Looks like you have the material for a publishable comment here. Very nice synthesis of different ideas. I figure the last few hundred years just suffers from too few proxies. If you merged in other "calibrated temperature proxy" data sets you might be able to produce a more reliable reconstruction, now that you have the framework for computing it.
ReplyDeleteThanks, Carrick,
DeleteActually, for the first time in my blogging career, I am thinking of publishing. It would involve upgrading the weighting. But also representing the solution not as a 20yr discrete series, but as a Fourier series or some such. Then the linear interpolation isn't needed, which would make for much smaller matrices, among other things.
I agree. nice piece of work.
DeleteI think the Fourier series approach is a great idea. With an OLS solution you can of course handled irregular spacing of data points (though you lose orthogonality of the cos & sine functions), plus you can also enforce a low-pass cut off in your reconstructed series.
DeleteSounds like the right approach to me.
Carrick,
DeleteYes, I'm making progress. It doesn't work will collocation (with irregular points), but I'm expecting that a finite element Galerkin will work - I have to integrate triangle
*trig exactly. I wasn't relying on orthogonality.
One possibility is that the jiggling of date points can be done analytically.
Carrick,
DeleteI think I've reached a dead end there. I was trying to do a Galerkin method using the triangular shape functions of the data as test functions. But that just tapers the multipliers of the high order coefficients which are free to get bigger - HF noise. I realised I had to use the trig functions as test functions, but that just ends up as Fourier series of my very first approximation - a simple mean.

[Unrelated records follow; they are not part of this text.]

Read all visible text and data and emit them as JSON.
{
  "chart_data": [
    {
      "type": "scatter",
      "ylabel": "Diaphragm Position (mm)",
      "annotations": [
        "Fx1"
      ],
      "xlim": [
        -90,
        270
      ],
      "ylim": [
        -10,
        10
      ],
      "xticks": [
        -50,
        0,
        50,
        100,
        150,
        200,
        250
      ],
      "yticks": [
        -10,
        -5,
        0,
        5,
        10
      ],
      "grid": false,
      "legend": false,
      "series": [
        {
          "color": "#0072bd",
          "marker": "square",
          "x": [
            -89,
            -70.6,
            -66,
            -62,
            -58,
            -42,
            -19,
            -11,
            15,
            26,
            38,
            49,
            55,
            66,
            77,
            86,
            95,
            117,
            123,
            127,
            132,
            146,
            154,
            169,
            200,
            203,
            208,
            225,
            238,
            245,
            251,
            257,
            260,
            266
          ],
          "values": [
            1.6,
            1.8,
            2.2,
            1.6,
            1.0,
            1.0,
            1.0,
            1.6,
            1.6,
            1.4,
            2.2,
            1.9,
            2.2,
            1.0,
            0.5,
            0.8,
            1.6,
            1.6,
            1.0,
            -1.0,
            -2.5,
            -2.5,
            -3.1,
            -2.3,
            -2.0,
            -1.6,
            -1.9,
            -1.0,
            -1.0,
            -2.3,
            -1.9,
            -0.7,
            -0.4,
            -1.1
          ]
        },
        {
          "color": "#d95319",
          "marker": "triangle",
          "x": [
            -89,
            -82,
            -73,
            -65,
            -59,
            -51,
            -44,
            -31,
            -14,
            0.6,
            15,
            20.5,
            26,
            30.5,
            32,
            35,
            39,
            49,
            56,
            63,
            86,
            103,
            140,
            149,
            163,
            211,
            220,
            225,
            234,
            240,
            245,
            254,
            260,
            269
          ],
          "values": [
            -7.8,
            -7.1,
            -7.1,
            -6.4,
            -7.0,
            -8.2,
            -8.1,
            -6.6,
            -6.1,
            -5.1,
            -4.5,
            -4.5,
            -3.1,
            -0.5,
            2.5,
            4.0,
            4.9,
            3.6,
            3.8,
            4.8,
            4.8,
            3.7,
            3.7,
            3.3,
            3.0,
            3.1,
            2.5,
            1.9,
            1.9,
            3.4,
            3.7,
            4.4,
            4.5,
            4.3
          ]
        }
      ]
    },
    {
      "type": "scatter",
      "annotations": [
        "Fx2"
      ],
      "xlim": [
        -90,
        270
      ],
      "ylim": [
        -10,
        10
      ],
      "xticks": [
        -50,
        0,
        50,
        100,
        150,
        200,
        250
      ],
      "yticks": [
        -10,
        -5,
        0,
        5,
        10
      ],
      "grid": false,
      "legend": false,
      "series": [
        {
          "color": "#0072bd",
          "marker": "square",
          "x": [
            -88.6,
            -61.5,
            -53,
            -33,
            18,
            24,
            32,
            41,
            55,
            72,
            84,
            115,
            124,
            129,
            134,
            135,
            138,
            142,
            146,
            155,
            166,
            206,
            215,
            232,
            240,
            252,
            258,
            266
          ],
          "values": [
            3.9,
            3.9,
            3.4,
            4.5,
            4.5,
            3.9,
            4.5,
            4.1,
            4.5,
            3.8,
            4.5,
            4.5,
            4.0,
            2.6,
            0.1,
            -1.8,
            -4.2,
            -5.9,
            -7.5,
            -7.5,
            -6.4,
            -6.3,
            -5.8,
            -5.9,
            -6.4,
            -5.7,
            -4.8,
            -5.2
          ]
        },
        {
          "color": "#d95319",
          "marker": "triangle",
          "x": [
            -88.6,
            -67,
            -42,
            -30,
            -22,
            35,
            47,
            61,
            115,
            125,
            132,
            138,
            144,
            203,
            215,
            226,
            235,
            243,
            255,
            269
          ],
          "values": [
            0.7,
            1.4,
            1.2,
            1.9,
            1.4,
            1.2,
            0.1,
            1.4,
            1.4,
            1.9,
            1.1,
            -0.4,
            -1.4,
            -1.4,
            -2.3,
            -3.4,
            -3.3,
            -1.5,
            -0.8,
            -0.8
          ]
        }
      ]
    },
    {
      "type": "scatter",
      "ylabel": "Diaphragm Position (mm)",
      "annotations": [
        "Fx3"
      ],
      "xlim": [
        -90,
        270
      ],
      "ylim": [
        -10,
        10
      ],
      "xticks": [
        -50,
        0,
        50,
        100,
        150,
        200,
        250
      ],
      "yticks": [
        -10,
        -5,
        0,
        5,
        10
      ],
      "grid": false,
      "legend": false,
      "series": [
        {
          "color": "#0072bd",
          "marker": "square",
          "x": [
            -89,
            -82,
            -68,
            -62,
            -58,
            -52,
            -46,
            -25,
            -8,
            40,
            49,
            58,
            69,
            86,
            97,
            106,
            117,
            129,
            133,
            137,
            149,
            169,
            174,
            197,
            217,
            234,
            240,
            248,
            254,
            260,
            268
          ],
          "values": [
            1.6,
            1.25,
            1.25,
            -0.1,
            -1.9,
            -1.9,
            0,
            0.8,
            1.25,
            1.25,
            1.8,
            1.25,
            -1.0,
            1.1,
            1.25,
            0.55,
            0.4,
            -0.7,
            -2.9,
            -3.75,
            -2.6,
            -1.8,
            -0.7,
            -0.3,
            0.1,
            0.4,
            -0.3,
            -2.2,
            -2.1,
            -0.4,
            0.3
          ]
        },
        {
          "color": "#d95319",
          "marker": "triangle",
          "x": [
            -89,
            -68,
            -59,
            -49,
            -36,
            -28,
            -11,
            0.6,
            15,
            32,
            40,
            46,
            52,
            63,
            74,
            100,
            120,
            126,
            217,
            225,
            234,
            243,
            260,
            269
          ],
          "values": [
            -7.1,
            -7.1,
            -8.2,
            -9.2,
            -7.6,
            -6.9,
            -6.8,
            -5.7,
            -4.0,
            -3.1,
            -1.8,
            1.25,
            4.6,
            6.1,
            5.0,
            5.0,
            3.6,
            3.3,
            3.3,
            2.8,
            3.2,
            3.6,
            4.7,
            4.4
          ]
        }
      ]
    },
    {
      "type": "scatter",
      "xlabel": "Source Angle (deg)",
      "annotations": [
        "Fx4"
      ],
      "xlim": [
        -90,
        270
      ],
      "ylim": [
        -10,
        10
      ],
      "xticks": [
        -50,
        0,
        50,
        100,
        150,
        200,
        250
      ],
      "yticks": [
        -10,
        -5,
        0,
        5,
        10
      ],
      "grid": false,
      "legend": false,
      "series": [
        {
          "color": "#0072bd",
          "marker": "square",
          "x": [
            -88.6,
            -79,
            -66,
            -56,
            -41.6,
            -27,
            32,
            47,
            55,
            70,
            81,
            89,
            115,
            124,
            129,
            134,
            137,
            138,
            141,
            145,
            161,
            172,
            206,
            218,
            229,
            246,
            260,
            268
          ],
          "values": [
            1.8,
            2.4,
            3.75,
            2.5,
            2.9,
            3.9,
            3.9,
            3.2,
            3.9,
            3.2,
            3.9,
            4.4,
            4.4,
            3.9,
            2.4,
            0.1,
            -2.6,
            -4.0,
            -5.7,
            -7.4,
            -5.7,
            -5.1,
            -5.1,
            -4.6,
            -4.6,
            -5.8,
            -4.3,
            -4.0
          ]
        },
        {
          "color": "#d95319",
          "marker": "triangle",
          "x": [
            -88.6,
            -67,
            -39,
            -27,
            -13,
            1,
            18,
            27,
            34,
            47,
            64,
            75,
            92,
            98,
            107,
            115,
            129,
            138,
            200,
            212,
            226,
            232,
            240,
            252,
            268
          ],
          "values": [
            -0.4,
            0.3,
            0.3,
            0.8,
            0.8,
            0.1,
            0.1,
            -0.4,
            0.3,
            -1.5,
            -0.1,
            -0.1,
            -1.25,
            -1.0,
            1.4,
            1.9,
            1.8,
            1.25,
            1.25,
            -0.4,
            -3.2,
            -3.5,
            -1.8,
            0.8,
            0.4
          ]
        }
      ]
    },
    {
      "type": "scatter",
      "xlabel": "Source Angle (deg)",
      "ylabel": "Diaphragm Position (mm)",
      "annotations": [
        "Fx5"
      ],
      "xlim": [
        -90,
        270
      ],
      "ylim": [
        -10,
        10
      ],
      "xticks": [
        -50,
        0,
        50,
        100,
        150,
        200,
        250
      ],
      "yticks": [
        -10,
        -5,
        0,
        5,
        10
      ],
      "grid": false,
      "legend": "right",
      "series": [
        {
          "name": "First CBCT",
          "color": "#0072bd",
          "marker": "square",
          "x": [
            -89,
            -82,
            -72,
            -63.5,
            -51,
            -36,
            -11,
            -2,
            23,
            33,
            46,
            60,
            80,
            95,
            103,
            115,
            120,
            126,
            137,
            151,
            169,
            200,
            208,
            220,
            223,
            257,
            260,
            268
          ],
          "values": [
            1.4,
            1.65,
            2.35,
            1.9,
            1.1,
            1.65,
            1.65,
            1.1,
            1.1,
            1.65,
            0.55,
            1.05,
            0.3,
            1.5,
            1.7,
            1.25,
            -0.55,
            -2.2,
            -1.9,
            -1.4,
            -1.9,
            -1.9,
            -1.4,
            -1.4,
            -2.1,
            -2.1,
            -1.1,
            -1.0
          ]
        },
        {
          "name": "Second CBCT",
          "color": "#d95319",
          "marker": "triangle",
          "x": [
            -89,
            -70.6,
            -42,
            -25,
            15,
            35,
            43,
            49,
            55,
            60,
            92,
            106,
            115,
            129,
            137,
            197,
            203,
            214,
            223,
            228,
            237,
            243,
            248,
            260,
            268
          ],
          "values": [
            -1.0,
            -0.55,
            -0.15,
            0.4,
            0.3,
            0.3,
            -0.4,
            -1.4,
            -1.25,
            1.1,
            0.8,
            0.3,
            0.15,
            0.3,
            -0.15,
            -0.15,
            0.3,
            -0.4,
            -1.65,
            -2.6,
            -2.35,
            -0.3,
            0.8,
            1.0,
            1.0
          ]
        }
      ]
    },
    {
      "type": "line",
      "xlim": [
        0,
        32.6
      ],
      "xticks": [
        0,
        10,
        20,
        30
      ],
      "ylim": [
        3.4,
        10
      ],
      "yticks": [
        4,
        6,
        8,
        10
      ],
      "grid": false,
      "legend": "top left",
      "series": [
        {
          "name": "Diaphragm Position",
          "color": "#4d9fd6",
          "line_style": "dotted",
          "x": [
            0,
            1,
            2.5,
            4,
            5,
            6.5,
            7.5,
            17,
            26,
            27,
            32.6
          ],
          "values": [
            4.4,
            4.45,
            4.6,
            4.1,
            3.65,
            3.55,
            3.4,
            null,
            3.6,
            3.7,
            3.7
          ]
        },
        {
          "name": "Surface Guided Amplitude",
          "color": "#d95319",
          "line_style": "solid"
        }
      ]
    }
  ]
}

Nick I was pretty sure you weren't going to rely on orthogonality here (that comment was for other people who are used to being able to, when you have uniformly sampled data)...
DeleteHave you looked at the singular values of the matrix?
Carrick,
DeleteOddly, I do have orthogonality, although I'm not taking advantage of it. I'm currently thinking in continuum terms, FEM+spectral. The data points relate to the continuum via triangular shape functions and everything is integrated (exactly) over time. The irregular sampling just means different shape fns.
The qn is, what test functions? I want a near-orthogonal matrix to invert. That means, test fns have to multiply whatever is operating on the unknowns (F coefs) to produce that effect after integration. Shape fns, which I tried first, don't. It should be the trig fns themselves.
It all looked good. The trig fns erase the proxy offsets - all constant over time. And I do get a diagonal matrix. The thing is that whatever operates on unknowns is independent of proxy. To solve, I might as well add them all. And then I find myself just doing Fourier analysis on the averaged proxy expression. It doesn't really lead anywhere.
I agree with Carrick. BTW, there are probably quite a few extensions of the proxies used. Tierney for example has a higher resolution 1500 year to present version of the 60ka Lake Tanganyika TEX86. That is one with spikes :)
ReplyDeleteYes, I'll try to get the area weighting sorted, and then can probably look around for more series.
DeleteOne thing about the idea of using a function space for the time sequence is that it's an explicit clamp on resolution, and should ensure that you just can't get spurious spikes.
"However, I am using the Marcott et al SI's as from the spreadsheet, and the TempLS calc did not use this period, so I did not modify the SI's to reflect this shift."
ReplyDeleteI think I'm having a brain cramp here. What do you mean by "SI's"
LL, No I was. I meant CI's. It's a mistake I often make, for some reason. I'll fix.